New chief executive Mario Mehren said the German group’s joint exploration with Russian partner Gazprom in Siberia remained its most important global project.
“We are open for further projects in Russia,” he told reporters during the World Gas Conference (WGC) in Paris.
“Russia continues to be our most important focus region,” he added. “Russia needs to know that even in times of political crises we count in its energy.”
Mehren, who took the job officially on Monday, succeeding Rainer Seele who left to head Austria’s OMV, reaffirmed Wintershall’s plan to invest around 500 million euros ($548 million) in the existing projects Achimgaz, Yuzhno Russkoye and Volgodeminpol up to 2018.
These produce 28 billion cubic metres of gas a year, enough to meet a third of Germany’s annual demand.
The Kassel-based firm was stung on the Russian side of its business last year when a planned gas asset swap fell through due to tensions over Russia’s part in the Ukraine, where pro-Russian separatists are fighting government forces.
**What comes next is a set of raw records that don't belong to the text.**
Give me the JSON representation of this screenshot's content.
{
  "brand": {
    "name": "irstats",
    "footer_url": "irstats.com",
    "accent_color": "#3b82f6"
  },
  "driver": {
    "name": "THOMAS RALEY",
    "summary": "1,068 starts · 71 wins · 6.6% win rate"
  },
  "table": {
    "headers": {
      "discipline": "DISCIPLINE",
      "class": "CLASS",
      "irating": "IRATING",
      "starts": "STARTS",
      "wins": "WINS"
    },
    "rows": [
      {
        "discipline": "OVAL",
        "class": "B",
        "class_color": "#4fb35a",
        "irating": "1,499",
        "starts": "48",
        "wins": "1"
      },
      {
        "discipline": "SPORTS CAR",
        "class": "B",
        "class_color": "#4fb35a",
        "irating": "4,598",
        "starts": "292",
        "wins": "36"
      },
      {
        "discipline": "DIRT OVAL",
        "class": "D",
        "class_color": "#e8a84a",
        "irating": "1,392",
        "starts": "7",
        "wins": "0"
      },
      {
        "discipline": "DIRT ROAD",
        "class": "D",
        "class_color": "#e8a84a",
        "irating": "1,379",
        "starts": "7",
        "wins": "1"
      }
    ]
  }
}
Russia ditched plans for the South Stream gas pipeline from the Black Sea through eastern Europe, where Wintershall had been a consortium partner.
With other lucrative projects in Norway, the Middle East and Argentina on the go, Wintershall has alternatives.
Gazprom is also locked in a row with EU regulators over alleged market dominance and unfair pricing practices although it says it is considering concessions to settle the dispute.
But Mehren there was no way around reliance on Russia for gas in the EU.
Purchasing power would move away from the EU to China by 2035, which would overtake the bloc as the world’s biggest gas consumer, quadrupling its usage to 600 bcm by 2040, Mehren cited the International Energy Agency (IEA) as saying.
Global liquefied natural gas (LNG) output would be absorbed to the tune of 70 percent by Asia, while the EU with its dwindling domestic resources would continue to buy two thirds of its gas via pipelines.
EU import demand would rise as its production is due to fall by 2 percent a year and demand to rise by 0.8 percent per year over the longer term.